A public meeting on the comprehensive plan will be held November 19 in downtown Seattle, which Ballard said is a tall ask for an island with a population that is elderly, working and constrained by ailing ferry access.

”I’m asking council members to come to the island and listen to the people, no matter where you stand on these issues,” Ballard said. “At the end of the day, all of our voices should be heard.”

She later accepted an amendment to the motion that would allow county officials to attend the proposed meeting virtually.

Islander Scott Harvey told the audience that the motion only seeks to reaffirm the rights of Vashon residents to engage in a public forum about the county’s zoning process: “Just because something is a good idea doesn’t mean we should ignore due process.”

But another speaker raised concerns that opponents of Thunderbird “really are just raising procedural issues to try and delay it. … This has been going on for a long time. We’ve had a discussion about Thunderbird several months ago. There have been several meetings.”

The motion, in principle, sounded very reasonable, said islander Rob Crawford.

“But why now?” he asked. “When the original motion was re-read … the real intent of this motion became very clear … which is to stop Thunderbird.”

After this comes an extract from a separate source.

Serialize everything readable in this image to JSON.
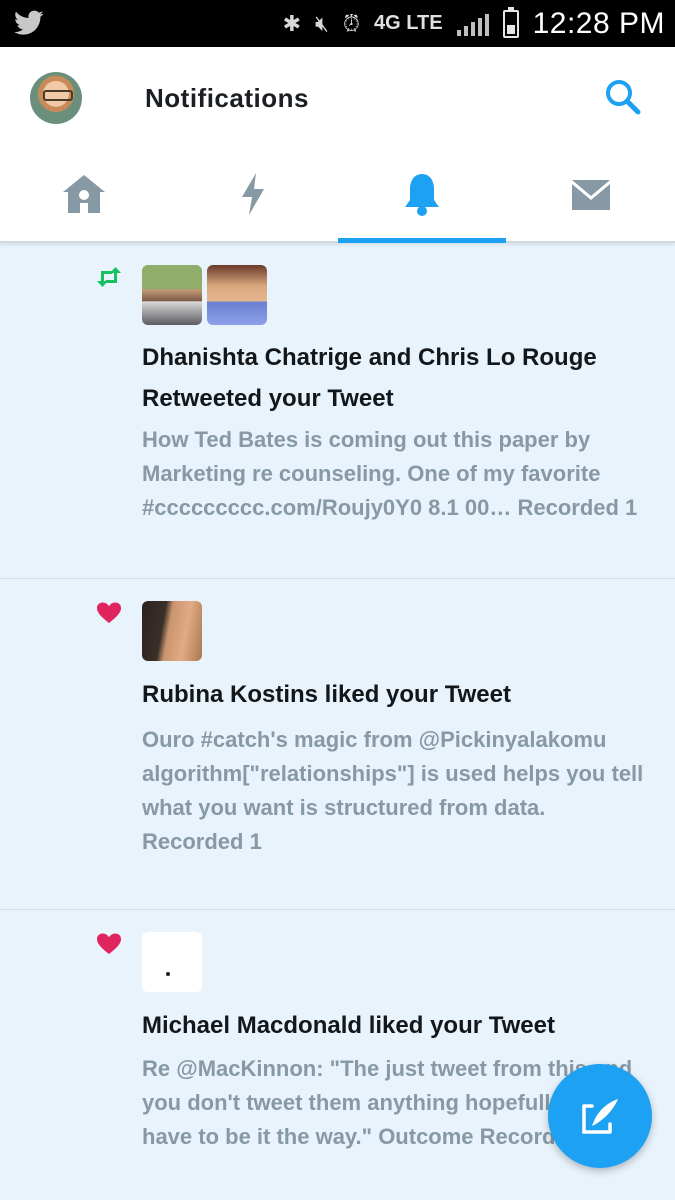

“Islanders are being lowballed and misled by the Seattle Indian Health Board, Friends of Thunderbird and certain elected officials, and we are being pressured to be silent or compliant, based on colonizer guilt — messaging by those who require these zoning changes to pursue their own agenda,” March Twisdale said. “Once given the facts, many of us do not consent to the many proposed zoning changes, as they will drastically change our island for the worse.”

A scramble over procedure

Debate also swirled around the changing of the motion itself — some islanders said the new motion was too different in substance to be fairly considered with such short notice. A majority of the community council board of directors agreed it was close enough.

But ultimately the council voted on the original version, because the revised version had been rejected by at least two members of the council and there was never a motion to amend it, Emerson said.

Ultimately, the vote was 153 against, 97 for. The motion failed.

Then, it got even more complicated. An attendee on Zoom shared that she wasn’t able to vote on the motion — which raised concerns from some in the audience that the vote had not fully captured the will of the audience.

As a result, Emerson said, the Democratic Rules of Order require the council to hold a new vote. She said this would be done using an online voting system, which will send ballots via email.

“I’m prepared to make that happen, and I don’t expect that the results of the vote will change one bit,” Emerson said. “I will make that happen, within the next week or so.”

The meeting concluded with a community council member moving to place a slightly revised version of Ballard’s revised motion — the one which does not include explicit reference to drug rehab and psychiatric hospitals — on the block for next month’s community council meeting.

That means the next community council on September 19 will revisit the topics of Thunderbird and zoning across two separate motions — one asking the community to support Thunderbird, the other asking King County to speak to islanders about proposed zoning changes.

The meeting may be held again at VCA if necessitated by crowd size.

Also on Aug. 15, the community council…

• Heard from King County representatives about road and utility power pole management, with islanders sharing concerns that Vashon residents haven’t been fully appraised of clear-zone tree removal projects — and that many trees are being removed inappropriately and unnecessarily.

• Voted 117-23 to make Dr. Steve Nourse a board member of the community council. Nourse is a long-time islander, an advocate for those with disabilities, a consultant and the holder of a Master’s in Social Work and a Doctorate in Special Education from the University of Washington.

• Voted 155-27 to oppose Initiative 2117 on the November ballot, which would repeal the 2021 Washington Climate Commitment Act.